Michelle Zauner's Japanese Breakfast took to a very artfully designed stage, festooned with about a billion light bulbs, and charmingly blasted through the colourful indie-pop of "Be Sweet."

For their second performance, the band were more brightly lit, with Zauner joining her band in an all-white outfit, banging a gong for emphasis in between pushing her slight voice to full power and putting the orchestral, guitar-less indie-pop of "Paprika" across in a pleasant and compelling manner.

Weekend Update

Colin Jost began Update by letting us know the world is generally a very horrible place, before Michael Che ridiculed Tucker Carlson's replacement theory hysteria. Che also destroyed Elon Musk's denial of committing sexual harassment, while Jost highlighted Taylor Swift's recent commencement speech.
 
Alex Moffat's brilliant douchebag, A Guy Who Just Bought a Boat, returned and punctuated all of his absurd innuendo by admitting he over-compensated because he has a small penis. As always, this was stupendous stupidity; Moffat is incredible.
 
Che made a great Hollywood ageism joke about Harrison Ford and Helen Mirren, while Jost made a funny jab about nuns joining TikTok. Aidy Bryant got a huge ovation when she and Bowen Yang appeared at the desk as their trend forecaster characters, who remained some amalgam between Sprockets and Stefon, and often put people down by screaming, "Go to bed, bitch!" It was an emotional and sentimental segment but also funny.
 
Jost led us through a somewhat elaborate Arby's put-down, while Che doubled down on a rough bit about an 82 year-old college graduate.
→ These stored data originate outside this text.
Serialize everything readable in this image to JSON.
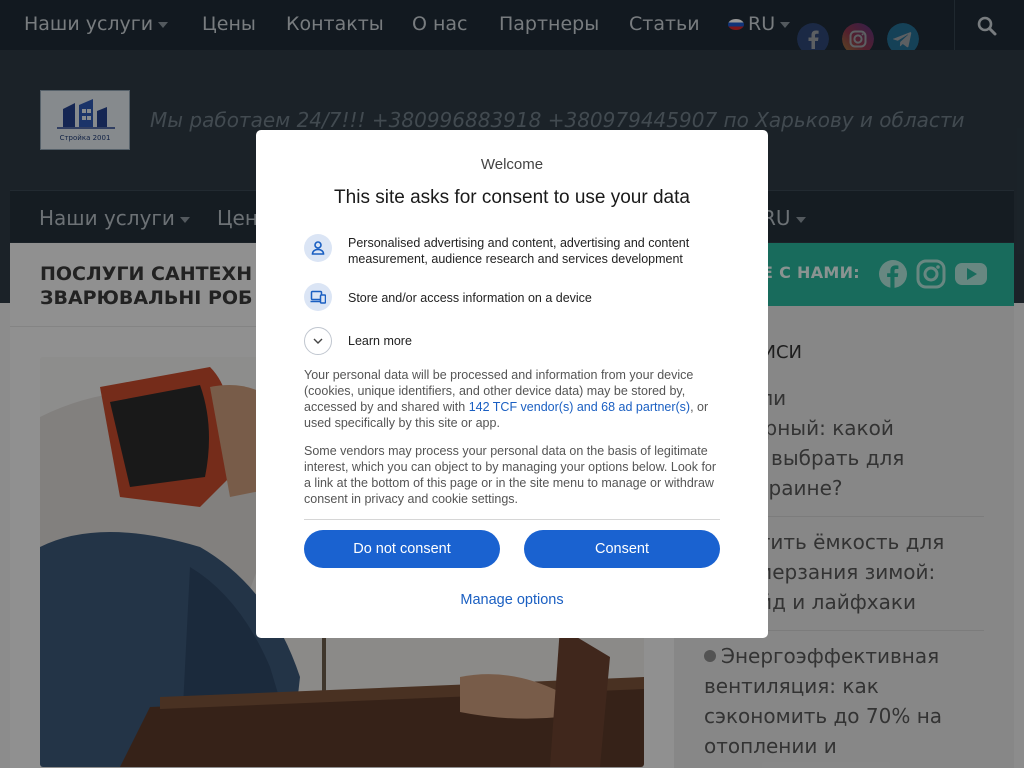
{
  "topnav": {
    "items": [
      "Наши услуги",
      "Цены",
      "Контакты",
      "О нас",
      "Партнеры",
      "Статьи"
    ],
    "lang": "RU"
  },
  "header": {
    "logo_text": "Стройка 2001",
    "tagline": "Мы работаем 24/7!!! +380996883918 +380979445907 по Харькову и области"
  },
  "secnav": {
    "items": [
      "Наши услуги",
      "Цен"
    ],
    "lang": "RU"
  },
  "post": {
    "title_line1": "ПОСЛУГИ САНТЕХН",
    "title_line2": "ЗВАРЮВАЛЬНІ РОБ"
  },
  "follow": {
    "label": "Е С НАМИ:"
  },
  "sidebar": {
    "recent_title": "Е ЗАПИСИ",
    "links": [
      [
        "вой или",
        "улятoрный: какой",
        "оверт выбрать для",
        "ы в Украине?"
      ],
      [
        "защитить ёмкость для",
        "от замерзания зимой:",
        "ий гайд и лайфхаки"
      ],
      [
        "Энергоэффективная",
        "вентиляция: как",
        "сэкономить до 70% на",
        "отоплении и"
      ]
    ]
  },
  "consent": {
    "welcome": "Welcome",
    "heading": "This site asks for consent to use your data",
    "purpose1": "Personalised advertising and content, advertising and content measurement, audience research and services development",
    "purpose2": "Store and/or access information on a device",
    "learn_more": "Learn more",
    "para1_before": "Your personal data will be processed and information from your device (cookies, unique identifiers, and other device data) may be stored by, accessed by and shared with ",
    "para1_link": "142 TCF vendor(s) and 68 ad partner(s)",
    "para1_after": ", or used specifically by this site or app.",
    "para2": "Some vendors may process your personal data on the basis of legitimate interest, which you can object to by managing your options below. Look for a link at the bottom of this page or in the site menu to manage or withdraw consent in privacy and cookie settings.",
    "do_not_consent": "Do not consent",
    "consent_btn": "Consent",
    "manage_options": "Manage options"
  },
  "colors": {
    "nav_bg": "#1e2b36",
    "header_bg": "#2d3a44",
    "accent_teal": "#29b39a",
    "button_blue": "#1a62d0",
    "link_blue": "#1a5fc2"
  },
  "icons": [
    "caret-down-icon",
    "flag-ru-icon",
    "facebook-icon",
    "instagram-icon",
    "telegram-icon",
    "youtube-icon",
    "search-icon",
    "person-icon",
    "devices-icon",
    "chevron-down-icon",
    "clock-icon"
  ]
}
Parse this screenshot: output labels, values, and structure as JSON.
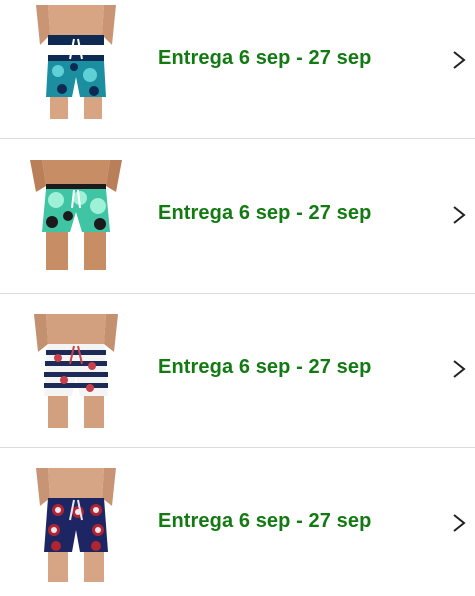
{
  "items": [
    {
      "delivery": "Entrega 6 sep - 27 sep",
      "pattern": "teal-floral-striped-waist",
      "colors": {
        "base": "#1b8fa0",
        "accent": "#0e2a52",
        "print": "#5fd0d6"
      }
    },
    {
      "delivery": "Entrega 6 sep - 27 sep",
      "pattern": "mint-leaf",
      "colors": {
        "base": "#3fc4a4",
        "accent": "#1b1b1b",
        "print": "#9ef0d6"
      }
    },
    {
      "delivery": "Entrega 6 sep - 27 sep",
      "pattern": "navy-white-stripe-floral",
      "colors": {
        "base": "#f4f4f4",
        "accent": "#1d2a55",
        "print": "#c8404a"
      }
    },
    {
      "delivery": "Entrega 6 sep - 27 sep",
      "pattern": "navy-red-target",
      "colors": {
        "base": "#1d2563",
        "accent": "#b0252f",
        "print": "#e8e8f0"
      }
    }
  ],
  "colors": {
    "delivery_text": "#137a13",
    "divider": "#dddddd",
    "chevron": "#222222"
  },
  "icons": {
    "chevron": "chevron-right-icon"
  }
}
Pete Davidson made his final appearance at the desk — the spot which first made him famous ± with a very funny blast of stand-up while sitting down, which ended with him praising and thanking Lorne Michaels, and an earnest address to the audience.
 
9:15 to 5:10

In this riff on 9 to 5, Cecily Strong and Ego Nwodim played characters welcoming one played by Heidi Gardner to a company helmed by a horrible boss named Mr. Dooley, played by Lyonne. Before colleagues played by Fred Armisen and Kyle Mooney dropped by for a visit, Gardner's character had already shot Dooley to death, which led to a ridiculous bit of physical comedy that recalled Weekend at Bernie's and had the assembled performers cracking up.
 
Grey Adult Pigtails

In their final turn as the kind of wacky duos they often played together, Aidy Bryant and Kate McKinnon played women hawking the concept of grey adult pigtails in a faux infomercial. It also featured Lyonne, Heidi Gardner, the also departing Kyle Mooney as Richard, and Michelle Zauner, who, armed with a guitar, helped this whimsical thing end with a sing-along. A nice, sweet way to end this season finale and say farewell to some beloved cast members.